I came across this letter by Patrick Raleig in which he respond to an article by M.B.A which was published by Nawaat. Well, I am a little behind the curve here but given the importance of this issue, I couldn’t retain myself from writing the following lines.

First of all, the failure of the rating agencies before the subprime crisis is complete and total. That’s an undeniable fact and the huge effort that those agencies are making to restore their credibility will not, in any way, change that fact. And you should not listen to anyone who is telling you otherwise even if that person is Patrick Raleig.

For those who are not familiar with the technicalities, let me give a very simple analogy of what happened: consider a market for used cars. Suppose that, before entering this market, the law requires every seller to have his cars’ condition examined by a technician who assigns one of two grades: GOOD or BAD. The technician fees are paid by the sellers. Suppose also that there are only three technicians available and they compete to maximize their respective fees.

It’s very clear here that we have a conflict of interest situation since all three technicians will be tempted to systematically give GOOD rating to every car in order to maximize their profits. Now if the buyers rely exclusively on the GOOD/BAD evaluations, they face the risk to buy junk cars thinking they’ve made pretty good deals. This is exactly what happened with the rating agencies. They’ve given junk securities AAA grades because they feared for their profits.
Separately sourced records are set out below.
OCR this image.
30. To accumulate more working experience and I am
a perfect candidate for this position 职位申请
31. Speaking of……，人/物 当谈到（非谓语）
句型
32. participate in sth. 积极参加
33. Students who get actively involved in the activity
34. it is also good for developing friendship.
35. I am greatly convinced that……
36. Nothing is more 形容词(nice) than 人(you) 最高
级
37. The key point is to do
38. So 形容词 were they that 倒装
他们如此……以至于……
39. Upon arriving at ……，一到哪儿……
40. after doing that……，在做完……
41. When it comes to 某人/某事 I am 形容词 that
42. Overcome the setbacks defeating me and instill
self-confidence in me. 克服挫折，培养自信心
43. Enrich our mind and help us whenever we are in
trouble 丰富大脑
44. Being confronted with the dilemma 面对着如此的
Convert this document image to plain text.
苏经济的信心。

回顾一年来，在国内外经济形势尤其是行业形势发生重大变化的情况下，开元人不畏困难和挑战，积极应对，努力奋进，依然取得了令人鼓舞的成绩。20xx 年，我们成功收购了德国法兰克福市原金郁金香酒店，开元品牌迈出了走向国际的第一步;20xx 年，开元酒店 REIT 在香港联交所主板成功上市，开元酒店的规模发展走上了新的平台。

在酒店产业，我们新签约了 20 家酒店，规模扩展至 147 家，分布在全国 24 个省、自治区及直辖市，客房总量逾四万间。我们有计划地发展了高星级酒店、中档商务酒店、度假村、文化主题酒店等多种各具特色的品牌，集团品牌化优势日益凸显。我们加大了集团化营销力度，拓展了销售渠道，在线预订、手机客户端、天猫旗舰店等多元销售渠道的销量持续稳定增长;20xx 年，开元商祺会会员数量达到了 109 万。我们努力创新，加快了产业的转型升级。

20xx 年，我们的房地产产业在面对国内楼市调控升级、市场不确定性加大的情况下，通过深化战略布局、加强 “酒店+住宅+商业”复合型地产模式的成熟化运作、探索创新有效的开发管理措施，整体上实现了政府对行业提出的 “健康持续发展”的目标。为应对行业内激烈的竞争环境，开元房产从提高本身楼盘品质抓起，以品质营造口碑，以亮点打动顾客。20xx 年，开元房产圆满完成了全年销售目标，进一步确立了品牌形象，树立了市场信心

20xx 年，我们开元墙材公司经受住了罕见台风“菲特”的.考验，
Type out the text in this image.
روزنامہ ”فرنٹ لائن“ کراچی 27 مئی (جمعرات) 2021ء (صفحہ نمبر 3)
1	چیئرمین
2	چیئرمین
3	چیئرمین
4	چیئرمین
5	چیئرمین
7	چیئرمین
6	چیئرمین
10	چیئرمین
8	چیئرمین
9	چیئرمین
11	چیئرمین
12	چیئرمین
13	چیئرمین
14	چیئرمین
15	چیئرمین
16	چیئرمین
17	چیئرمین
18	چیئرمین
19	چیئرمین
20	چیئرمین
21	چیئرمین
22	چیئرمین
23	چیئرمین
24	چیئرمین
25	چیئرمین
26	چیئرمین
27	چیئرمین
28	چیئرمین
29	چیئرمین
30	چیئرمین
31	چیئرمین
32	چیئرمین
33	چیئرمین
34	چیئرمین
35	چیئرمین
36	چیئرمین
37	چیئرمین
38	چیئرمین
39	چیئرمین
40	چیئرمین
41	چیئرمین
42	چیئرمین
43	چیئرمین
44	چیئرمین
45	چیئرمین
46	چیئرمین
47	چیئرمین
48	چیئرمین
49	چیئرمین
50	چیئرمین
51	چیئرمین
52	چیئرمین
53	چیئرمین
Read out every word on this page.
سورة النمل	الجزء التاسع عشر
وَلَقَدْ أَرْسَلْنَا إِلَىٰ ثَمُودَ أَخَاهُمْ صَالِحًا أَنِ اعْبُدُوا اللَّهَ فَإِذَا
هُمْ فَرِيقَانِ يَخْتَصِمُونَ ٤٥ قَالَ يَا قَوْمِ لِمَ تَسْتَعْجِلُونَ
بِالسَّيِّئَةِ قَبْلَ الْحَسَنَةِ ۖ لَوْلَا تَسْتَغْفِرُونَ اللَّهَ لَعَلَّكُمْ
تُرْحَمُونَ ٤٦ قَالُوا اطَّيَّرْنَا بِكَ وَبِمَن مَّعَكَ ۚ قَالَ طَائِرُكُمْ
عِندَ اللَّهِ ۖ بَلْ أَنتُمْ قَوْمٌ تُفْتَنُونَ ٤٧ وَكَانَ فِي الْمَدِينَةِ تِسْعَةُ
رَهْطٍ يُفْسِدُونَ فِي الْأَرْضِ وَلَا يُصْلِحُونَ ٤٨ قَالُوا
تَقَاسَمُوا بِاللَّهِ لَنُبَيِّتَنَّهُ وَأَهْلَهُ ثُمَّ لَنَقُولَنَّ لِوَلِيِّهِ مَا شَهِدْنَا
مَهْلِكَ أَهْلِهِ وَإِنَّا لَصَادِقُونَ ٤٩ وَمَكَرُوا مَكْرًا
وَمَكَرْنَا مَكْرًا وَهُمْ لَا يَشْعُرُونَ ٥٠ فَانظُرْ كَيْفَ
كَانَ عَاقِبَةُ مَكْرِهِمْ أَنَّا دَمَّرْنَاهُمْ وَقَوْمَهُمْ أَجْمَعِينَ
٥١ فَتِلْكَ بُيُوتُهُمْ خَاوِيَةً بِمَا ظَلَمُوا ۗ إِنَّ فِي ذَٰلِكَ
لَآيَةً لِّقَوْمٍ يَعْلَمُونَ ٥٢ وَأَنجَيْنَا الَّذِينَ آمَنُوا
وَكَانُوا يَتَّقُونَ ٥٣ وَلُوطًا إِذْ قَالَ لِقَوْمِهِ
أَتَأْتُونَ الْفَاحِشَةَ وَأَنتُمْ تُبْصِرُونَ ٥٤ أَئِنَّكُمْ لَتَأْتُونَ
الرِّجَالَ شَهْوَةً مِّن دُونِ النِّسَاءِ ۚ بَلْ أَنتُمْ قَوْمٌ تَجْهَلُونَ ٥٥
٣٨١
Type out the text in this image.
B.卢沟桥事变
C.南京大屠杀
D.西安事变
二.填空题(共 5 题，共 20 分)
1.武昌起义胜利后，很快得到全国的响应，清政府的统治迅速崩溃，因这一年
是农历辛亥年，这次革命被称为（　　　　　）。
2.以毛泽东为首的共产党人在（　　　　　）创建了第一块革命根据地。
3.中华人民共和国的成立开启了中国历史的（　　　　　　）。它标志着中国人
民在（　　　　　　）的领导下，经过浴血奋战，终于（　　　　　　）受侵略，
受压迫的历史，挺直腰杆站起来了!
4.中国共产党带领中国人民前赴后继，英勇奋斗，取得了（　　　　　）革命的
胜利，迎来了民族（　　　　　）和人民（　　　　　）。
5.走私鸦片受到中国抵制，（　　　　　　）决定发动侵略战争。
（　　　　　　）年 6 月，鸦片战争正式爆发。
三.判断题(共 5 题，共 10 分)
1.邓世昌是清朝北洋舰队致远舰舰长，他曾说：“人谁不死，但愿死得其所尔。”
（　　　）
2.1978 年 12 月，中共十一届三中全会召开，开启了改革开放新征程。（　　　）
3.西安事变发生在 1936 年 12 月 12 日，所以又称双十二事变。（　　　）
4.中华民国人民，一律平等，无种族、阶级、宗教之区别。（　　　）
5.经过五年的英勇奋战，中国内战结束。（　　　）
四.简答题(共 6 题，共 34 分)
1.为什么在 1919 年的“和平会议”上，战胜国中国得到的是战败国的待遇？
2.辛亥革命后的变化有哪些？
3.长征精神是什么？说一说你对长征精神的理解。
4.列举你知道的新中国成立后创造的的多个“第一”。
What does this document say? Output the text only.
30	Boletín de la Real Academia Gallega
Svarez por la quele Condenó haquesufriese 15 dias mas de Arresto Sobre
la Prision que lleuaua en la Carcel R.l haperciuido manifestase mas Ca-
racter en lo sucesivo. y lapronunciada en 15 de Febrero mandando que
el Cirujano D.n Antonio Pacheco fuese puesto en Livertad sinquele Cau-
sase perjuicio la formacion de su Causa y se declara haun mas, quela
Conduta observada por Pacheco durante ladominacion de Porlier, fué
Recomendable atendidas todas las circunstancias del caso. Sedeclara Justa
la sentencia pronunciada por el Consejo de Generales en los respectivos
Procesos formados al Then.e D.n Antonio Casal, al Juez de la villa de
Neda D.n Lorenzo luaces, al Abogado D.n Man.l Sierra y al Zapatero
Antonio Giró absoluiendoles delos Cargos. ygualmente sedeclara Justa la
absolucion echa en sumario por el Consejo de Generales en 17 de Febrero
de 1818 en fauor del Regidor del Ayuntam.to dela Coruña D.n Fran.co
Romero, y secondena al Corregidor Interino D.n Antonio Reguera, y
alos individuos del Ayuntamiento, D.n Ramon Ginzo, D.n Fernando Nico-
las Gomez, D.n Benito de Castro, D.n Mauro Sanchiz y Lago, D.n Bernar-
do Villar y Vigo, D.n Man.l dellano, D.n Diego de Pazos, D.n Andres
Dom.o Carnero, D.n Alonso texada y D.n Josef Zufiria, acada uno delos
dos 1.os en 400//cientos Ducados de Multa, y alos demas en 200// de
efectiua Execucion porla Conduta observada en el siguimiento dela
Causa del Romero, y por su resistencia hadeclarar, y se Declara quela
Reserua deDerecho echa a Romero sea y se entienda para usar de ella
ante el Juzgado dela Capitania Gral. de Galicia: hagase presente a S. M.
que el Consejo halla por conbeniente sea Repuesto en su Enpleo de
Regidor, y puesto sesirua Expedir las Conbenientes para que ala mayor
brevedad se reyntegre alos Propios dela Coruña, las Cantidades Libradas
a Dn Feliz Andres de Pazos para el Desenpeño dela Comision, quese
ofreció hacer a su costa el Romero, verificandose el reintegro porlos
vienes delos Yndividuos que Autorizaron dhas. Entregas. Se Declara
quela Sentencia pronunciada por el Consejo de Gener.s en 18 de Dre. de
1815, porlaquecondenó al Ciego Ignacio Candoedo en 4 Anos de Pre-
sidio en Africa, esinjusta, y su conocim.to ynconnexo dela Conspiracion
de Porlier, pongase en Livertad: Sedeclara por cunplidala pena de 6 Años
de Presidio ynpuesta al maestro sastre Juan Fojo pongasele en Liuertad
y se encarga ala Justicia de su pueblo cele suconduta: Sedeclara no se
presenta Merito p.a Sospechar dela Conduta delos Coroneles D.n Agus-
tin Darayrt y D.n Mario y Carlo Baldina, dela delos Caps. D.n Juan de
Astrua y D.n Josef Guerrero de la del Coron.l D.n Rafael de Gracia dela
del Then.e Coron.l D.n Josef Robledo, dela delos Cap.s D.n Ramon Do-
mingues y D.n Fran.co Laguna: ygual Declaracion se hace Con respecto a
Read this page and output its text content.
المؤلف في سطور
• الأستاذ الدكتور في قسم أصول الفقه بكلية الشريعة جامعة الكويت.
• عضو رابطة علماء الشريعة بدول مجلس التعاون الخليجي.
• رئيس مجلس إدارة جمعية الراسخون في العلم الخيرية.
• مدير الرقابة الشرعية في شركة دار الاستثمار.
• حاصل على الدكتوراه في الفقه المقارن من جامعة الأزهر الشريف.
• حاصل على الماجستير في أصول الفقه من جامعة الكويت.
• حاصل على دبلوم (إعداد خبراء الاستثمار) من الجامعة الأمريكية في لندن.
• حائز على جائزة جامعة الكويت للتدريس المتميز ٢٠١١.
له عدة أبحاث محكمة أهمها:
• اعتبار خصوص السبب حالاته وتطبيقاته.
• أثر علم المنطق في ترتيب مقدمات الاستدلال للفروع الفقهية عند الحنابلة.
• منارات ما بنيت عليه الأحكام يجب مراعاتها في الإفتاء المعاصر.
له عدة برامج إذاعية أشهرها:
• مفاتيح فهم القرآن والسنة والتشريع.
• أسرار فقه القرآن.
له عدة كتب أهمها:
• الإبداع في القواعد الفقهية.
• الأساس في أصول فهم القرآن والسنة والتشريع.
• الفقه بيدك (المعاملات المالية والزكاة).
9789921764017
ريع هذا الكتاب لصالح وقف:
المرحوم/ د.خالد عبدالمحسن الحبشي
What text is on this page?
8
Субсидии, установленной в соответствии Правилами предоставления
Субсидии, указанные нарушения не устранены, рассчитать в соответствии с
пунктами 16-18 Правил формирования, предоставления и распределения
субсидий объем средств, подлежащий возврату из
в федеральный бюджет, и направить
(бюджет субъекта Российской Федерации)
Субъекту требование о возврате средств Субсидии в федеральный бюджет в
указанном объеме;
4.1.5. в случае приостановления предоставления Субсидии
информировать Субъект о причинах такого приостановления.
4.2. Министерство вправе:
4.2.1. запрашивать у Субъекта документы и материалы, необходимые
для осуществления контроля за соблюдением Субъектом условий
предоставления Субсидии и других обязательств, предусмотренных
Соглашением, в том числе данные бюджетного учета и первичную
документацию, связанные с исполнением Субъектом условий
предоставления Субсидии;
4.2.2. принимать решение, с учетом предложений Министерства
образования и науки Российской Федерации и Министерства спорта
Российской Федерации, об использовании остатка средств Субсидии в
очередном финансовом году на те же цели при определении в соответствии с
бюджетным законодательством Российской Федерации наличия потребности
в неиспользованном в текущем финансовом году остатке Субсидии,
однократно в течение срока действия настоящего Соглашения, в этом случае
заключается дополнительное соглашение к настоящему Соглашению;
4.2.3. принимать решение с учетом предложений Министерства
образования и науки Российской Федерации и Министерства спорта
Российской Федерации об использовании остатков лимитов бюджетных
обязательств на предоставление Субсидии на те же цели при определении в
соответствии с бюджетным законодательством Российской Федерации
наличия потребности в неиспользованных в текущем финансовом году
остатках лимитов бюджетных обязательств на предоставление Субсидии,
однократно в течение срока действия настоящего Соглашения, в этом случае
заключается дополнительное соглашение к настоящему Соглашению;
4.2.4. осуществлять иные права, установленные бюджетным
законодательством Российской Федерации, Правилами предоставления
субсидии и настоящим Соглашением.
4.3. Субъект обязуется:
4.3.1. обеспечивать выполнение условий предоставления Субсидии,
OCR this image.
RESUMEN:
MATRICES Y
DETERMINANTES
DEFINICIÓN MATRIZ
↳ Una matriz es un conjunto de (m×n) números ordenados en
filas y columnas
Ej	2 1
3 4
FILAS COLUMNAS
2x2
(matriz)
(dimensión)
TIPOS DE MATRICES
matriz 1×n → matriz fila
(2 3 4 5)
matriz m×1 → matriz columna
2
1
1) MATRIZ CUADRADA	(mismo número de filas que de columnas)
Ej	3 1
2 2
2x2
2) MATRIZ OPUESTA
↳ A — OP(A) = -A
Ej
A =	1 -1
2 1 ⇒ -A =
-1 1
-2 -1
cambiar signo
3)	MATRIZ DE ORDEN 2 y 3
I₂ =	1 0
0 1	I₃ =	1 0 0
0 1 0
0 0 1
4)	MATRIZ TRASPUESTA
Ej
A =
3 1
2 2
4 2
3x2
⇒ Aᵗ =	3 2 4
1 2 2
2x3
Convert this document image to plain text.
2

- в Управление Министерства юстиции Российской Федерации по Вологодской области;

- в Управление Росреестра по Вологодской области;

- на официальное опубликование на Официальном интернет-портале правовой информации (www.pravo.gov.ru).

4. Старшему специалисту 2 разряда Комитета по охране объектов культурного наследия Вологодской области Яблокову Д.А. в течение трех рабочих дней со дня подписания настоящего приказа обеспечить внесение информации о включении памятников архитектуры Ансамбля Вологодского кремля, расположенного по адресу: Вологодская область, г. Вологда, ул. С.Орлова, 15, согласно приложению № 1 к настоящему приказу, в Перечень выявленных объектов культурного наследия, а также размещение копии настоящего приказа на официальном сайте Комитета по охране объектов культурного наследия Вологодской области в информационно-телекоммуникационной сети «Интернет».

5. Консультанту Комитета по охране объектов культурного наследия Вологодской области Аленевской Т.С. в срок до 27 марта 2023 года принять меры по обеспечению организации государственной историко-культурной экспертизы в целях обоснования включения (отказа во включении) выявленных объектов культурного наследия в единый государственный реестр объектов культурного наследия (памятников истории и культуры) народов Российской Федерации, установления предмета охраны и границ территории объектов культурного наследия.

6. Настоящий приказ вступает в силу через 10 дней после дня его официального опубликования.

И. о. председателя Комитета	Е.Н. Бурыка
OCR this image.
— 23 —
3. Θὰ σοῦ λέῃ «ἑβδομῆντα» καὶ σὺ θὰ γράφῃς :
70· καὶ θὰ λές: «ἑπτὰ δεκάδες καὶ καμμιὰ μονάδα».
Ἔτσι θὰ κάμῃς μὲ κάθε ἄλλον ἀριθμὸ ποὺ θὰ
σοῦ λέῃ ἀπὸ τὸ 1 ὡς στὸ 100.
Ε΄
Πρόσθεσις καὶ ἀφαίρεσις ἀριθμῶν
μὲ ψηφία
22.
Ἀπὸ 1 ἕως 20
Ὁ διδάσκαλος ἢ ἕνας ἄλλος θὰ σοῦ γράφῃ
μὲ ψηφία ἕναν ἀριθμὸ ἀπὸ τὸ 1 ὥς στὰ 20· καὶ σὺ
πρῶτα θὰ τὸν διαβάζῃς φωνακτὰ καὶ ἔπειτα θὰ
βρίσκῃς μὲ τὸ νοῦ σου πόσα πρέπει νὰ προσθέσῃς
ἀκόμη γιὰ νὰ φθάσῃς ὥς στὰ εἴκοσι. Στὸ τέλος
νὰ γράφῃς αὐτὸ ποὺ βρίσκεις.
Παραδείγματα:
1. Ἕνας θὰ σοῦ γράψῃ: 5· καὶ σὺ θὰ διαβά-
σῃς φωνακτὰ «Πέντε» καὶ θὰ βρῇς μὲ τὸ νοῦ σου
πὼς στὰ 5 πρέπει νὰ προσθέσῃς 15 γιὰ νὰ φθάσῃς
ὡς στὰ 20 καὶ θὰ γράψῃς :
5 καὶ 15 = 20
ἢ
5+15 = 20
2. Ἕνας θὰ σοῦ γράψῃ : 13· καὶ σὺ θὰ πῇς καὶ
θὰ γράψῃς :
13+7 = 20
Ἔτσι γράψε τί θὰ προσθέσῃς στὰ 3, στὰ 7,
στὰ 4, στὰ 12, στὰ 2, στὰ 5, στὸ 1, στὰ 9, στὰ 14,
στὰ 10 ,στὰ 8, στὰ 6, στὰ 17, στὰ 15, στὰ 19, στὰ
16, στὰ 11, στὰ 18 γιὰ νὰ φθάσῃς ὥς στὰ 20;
Now, one might ask who am I to judge these giants? Well, you have every right to question my judgements since I’m not speaking from authority here. But let’s see what the most prominent economists in the world are saying about these agencies:

It’s comforting to pretend that the financial crisis was caused by nothing more than honest errors. But it wasn’t; it was, in large part, the result of a corrupt system. And the rating agencies were a big part of that corruption.
Paul Krugman

The rating agencies as one of the key culprits… They were the party that performed the alchemy that converted the securities from F-rated to A-rated. The banks could not have done what they did without the complicity of the rating agencies.
Joseph Stiglitz

These agencies have repeatedly been proved wrong; they have flawed and frequently conflicted business models; and their ratings have no predictive power. All this is well established. Moreover, when it comes to assessing sovereign debt “credit risk” they – and I mean this quite literally – do not know what they are talking about. By that, I mean they quite simply don’t understand what they themselves are saying.
Jonathan Portes

John Bellows via Brad DeLong: “The Rating Agency Clown Show: S&P claims that their $2 trillion baseline error is “not material.” John Belliows watches them put on their rubber noses and throw the custard pies at each other”.

Better still, there is a multitude of former rating agencies employees who totally agree with the above. For example: William Harrington (a former senior president at Moody’s), Frank Raiter (a former Managing Director at S&P), Mark Froeba (a former Senior Vice President at Moody’s), etc.

So, I’m really having a hard time here seeing the point of Mr. Raleig’s letter. Maybe he thought that by arrogantly bulling M.B.A he could single-handedly restore the aura of prestige that the rating agencies enjoyed before the subprime crisis came along. Obviously he was very wrong!